Таков благородный, оптимистический и рациональный идеал великой традиции Просвещения, от Ренессанса до Французской революции, да, собственно, и дальше, вплоть до наших дней. Три мощнейших столпа, на которых он зиждился, суть вера в разум, то есть в логически связную систему законов и обобщений, которая допускает доказательство и верификацию; в единство человеческой природы вне зависимости от конкретной эпохи, а также в возможность общечеловеческих целей и ценностей; и наконец, в возможность достичь последних посредством первого, обеспечить физическую и духовную гармонию, а также общечеловеческий прогресс силой интеллекта, ведомого логическими или эмпирическими принципами познания, интеллекта, способного рано или поздно довести анализ любого явления до мельчайших составляющих его элементов, открыть природу их взаимоотношений и ту единую систему законов, которой они подчиняются, и тем самым ответить на все вопросы, кои только способен сформулировать незамутненный разум, нацеленный на достижение истины.

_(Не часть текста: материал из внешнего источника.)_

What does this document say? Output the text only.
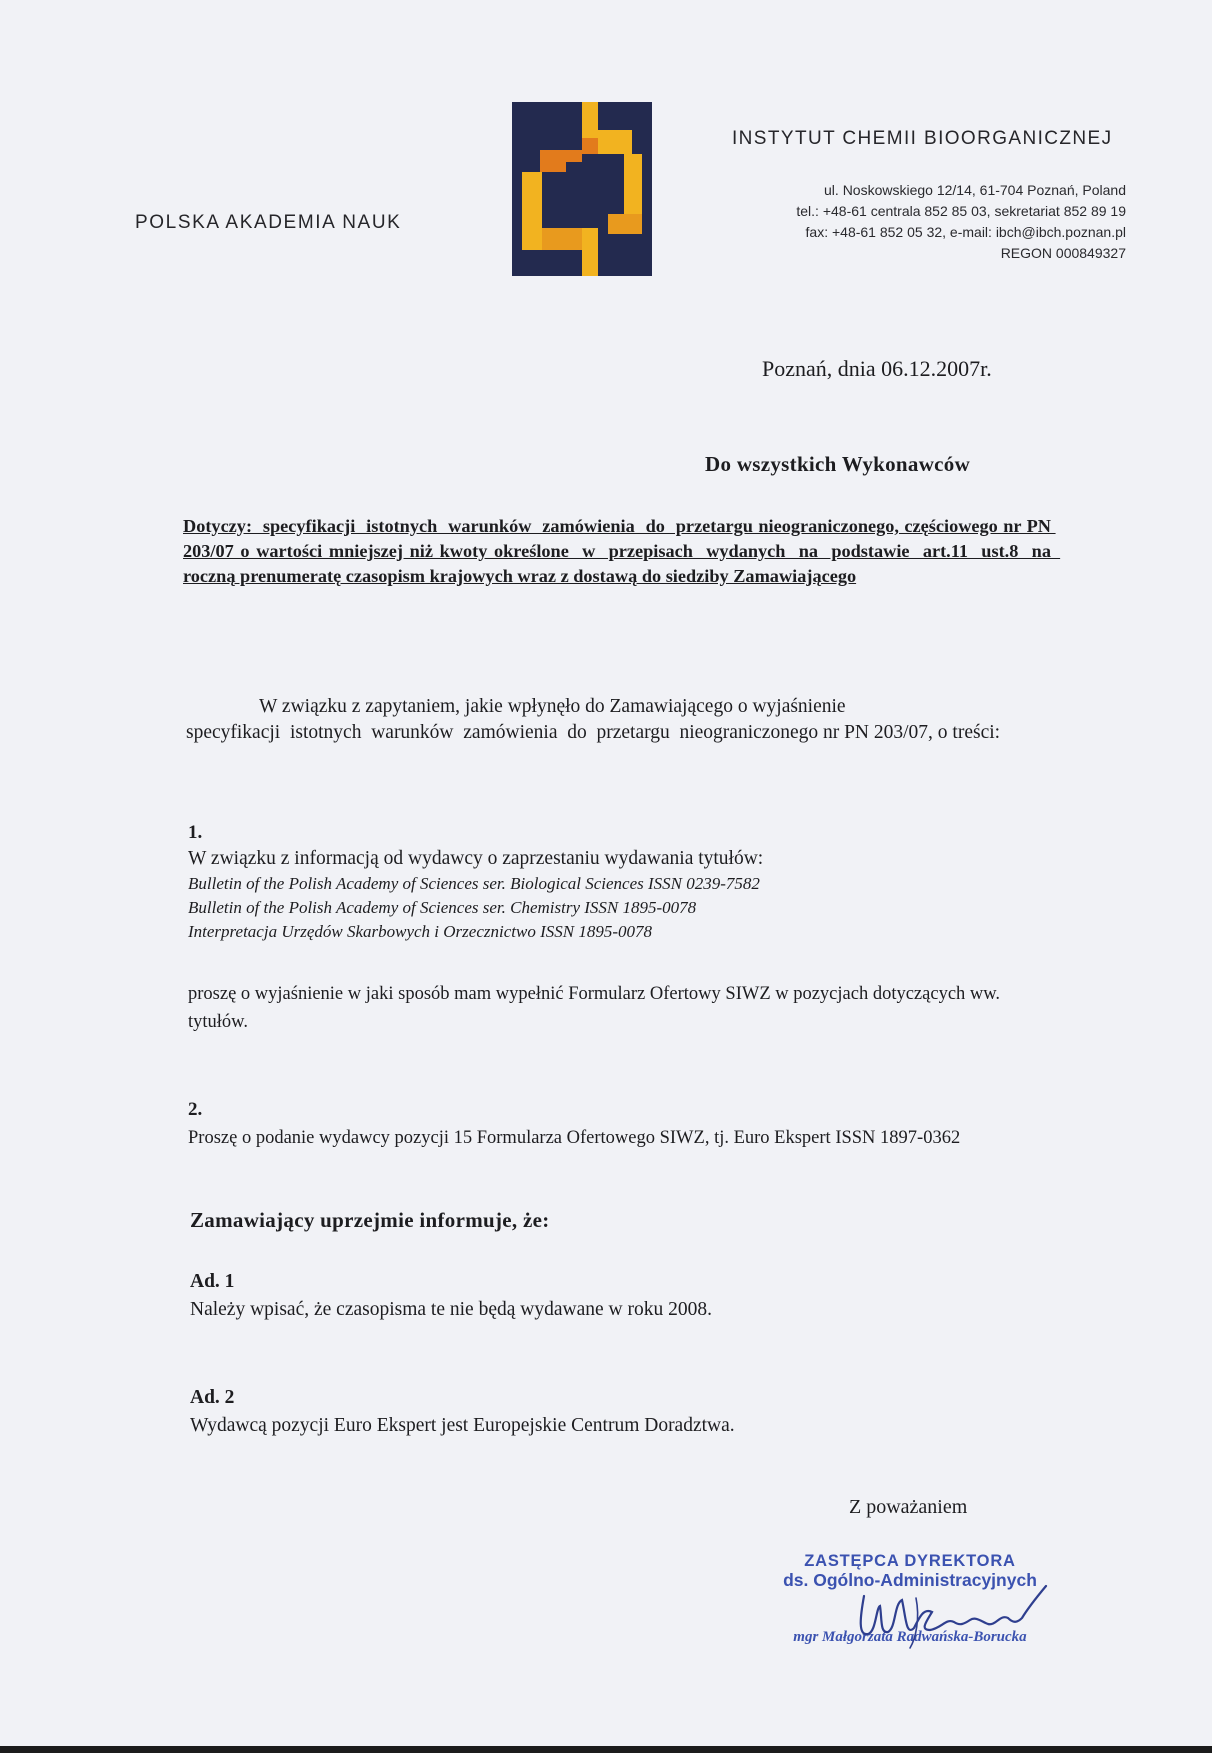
POLSKA AKADEMIA NAUK
INSTYTUT CHEMII BIOORGANICZNEJ
ul. Noskowskiego 12/14, 61-704 Poznań, Poland
tel.: +48-61 centrala 852 85 03, sekretariat 852 89 19
fax: +48-61 852 05 32, e-mail: ibch@ibch.poznan.pl
REGON 000849327
Poznań, dnia 06.12.2007r.
Do wszystkich Wykonawców
Dotyczy:  specyfikacji  istotnych  warunków  zamówienia  do  przetargu nieograniczonego, częściowego nr PN 203/07 o wartości mniejszej niż kwoty określone  w  przepisach  wydanych  na  podstawie  art.11  ust.8  na  roczną prenumeratę czasopism krajowych wraz z dostawą do siedziby Zamawiającego
W związku z zapytaniem, jakie wpłynęło do Zamawiającego o wyjaśnienie
specyfikacji  istotnych  warunków  zamówienia  do  przetargu  nieograniczonego nr PN 203/07, o treści:
1.
W związku z informacją od wydawcy o zaprzestaniu wydawania tytułów:
Bulletin of the Polish Academy of Sciences ser. Biological Sciences ISSN 0239-7582
Bulletin of the Polish Academy of Sciences ser. Chemistry ISSN 1895-0078
Interpretacja Urzędów Skarbowych i Orzecznictwo ISSN 1895-0078
proszę o wyjaśnienie w jaki sposób mam wypełnić Formularz Ofertowy SIWZ w pozycjach dotyczących ww. tytułów.
2.
Proszę o podanie wydawcy pozycji 15 Formularza Ofertowego SIWZ, tj. Euro Ekspert ISSN 1897-0362
Zamawiający uprzejmie informuje, że:
Ad. 1
Należy wpisać, że czasopisma te nie będą wydawane w roku 2008.
Ad. 2
Wydawcą pozycji Euro Ekspert jest Europejskie Centrum Doradztwa.
Z poważaniem
ZASTĘPCA DYREKTORA
ds. Ogólno-Administracyjnych
mgr Małgorzata Radwańska-Borucka
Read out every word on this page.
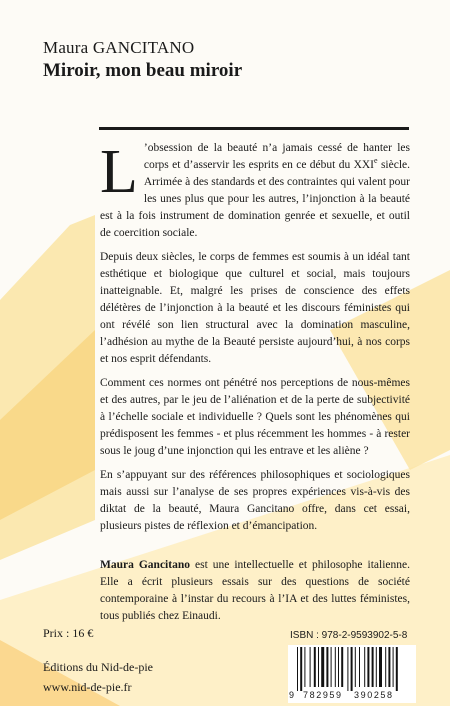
Maura GANCITANO
Miroir, mon beau miroir

L ’obsession de la beauté n’a jamais cessé de hanter les corps et d’asservir les esprits en ce début du XXIe siècle. Arrimée à des standards et des contraintes qui valent pour les unes plus que pour les autres, l’injonction à la beauté est à la fois instrument de domination genrée et sexuelle, et outil de coercition sociale.

Depuis deux siècles, le corps de femmes est soumis à un idéal tant esthétique et biologique que culturel et social, mais toujours inatteignable. Et, malgré les prises de conscience des effets délétères de l’injonction à la beauté et les discours féministes qui ont révélé son lien structural avec la domination masculine, l’adhésion au mythe de la Beauté persiste aujourd’hui, à nos corps et nos esprit défendants.

Comment ces normes ont pénétré nos perceptions de nous-mêmes et des autres, par le jeu de l’aliénation et de la perte de subjectivité à l’échelle sociale et individuelle ? Quels sont les phénomènes qui prédisposent les femmes - et plus récemment les hommes - à rester sous le joug d’une injonction qui les entrave et les aliène ?

En s’appuyant sur des références philosophiques et sociologiques mais aussi sur l’analyse de ses propres expériences vis-à-vis des diktat de la beauté, Maura Gancitano offre, dans cet essai, plusieurs pistes de réflexion et d’émancipation.

Maura Gancitano est une intellectuelle et philosophe italienne. Elle a écrit plusieurs essais sur des questions de société contemporaine à l’instar du recours à l’IA et des luttes féministes, tous publiés chez Einaudi.

Prix : 16 €
Éditions du Nid-de-pie
www.nid-de-pie.fr
ISBN : 978-2-9593902-5-8
9 782959 390258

Понятно, что невероятный успех и престиж Ньютоновой физики, которая, судя по всему, умудрилась добиться именно этих результатов в отношении царства неодушевленной материи, серьезно поспособствовал тому, чтобы мыслители, которых интересовали материи скорее морального и социального порядка, преисполнились большей уверенности в собственных силах: в самом деле, разве применение тех же методов к другим областям знания не позволяет надеяться на достижение – со временем – столь же универсальных и устойчивых результатов? Несмотря на колебания и оговорки вполне очевидного свойства, существовало и год от года набиравшее силу течение среди священников, прежде всего протестантских, – хотя и католики тоже внесли свою лепту, – которое рассматривало возможность применения тех же методов и к вопросам метафизическим и теологическим – или, по крайней мере, высказывалось в пользу того, что христианская вера с этим новым рационализмом не только совместима, но и во многих случаях ему равноценна либо же способна его дополнить. Ученики Лейбница и Вольфа в Германии, а также школы естественной теологии в Англии и Шотландии следовали именно этой логике. Разумная вера, рациональная метафизика, рациональная политика, разумный закон – все эти доктрины следовали неотразимому обаянию идеи освобожденного человеческого разума. Дух, который вдохновлял самые смелые, гуманные и просветительски ориентированные тексты о необходимости пересмотреть правовые системы и установки в экономической политике, зачастую совершенно иррациональные и подавляющие все живое, или за отмену моральных и политических нелепиц и несправедливостей, о которых сегодня уже мало кто помнит, был совершенно тот же, который вдохновлял и прогресс научный, скажем, в физике или в биологии; порой это порождало представления довольно странные, вроде родившейся в пылу полемики против чудес уверенности Вольфа в том, что Христос действительно обладал способностью превращать воду в вино, а Иисус Навин действительно мог остановить солнце под Гаваоном, просто потому, что оба они обладали величайшими – а по сути, сверхчеловеческими – знаниями в области химии и астрофизики. Принципы объяснения чего бы то ни было на этом свете должны быть едины. Собственно, именно в этом и заключалась рациональность как таковая.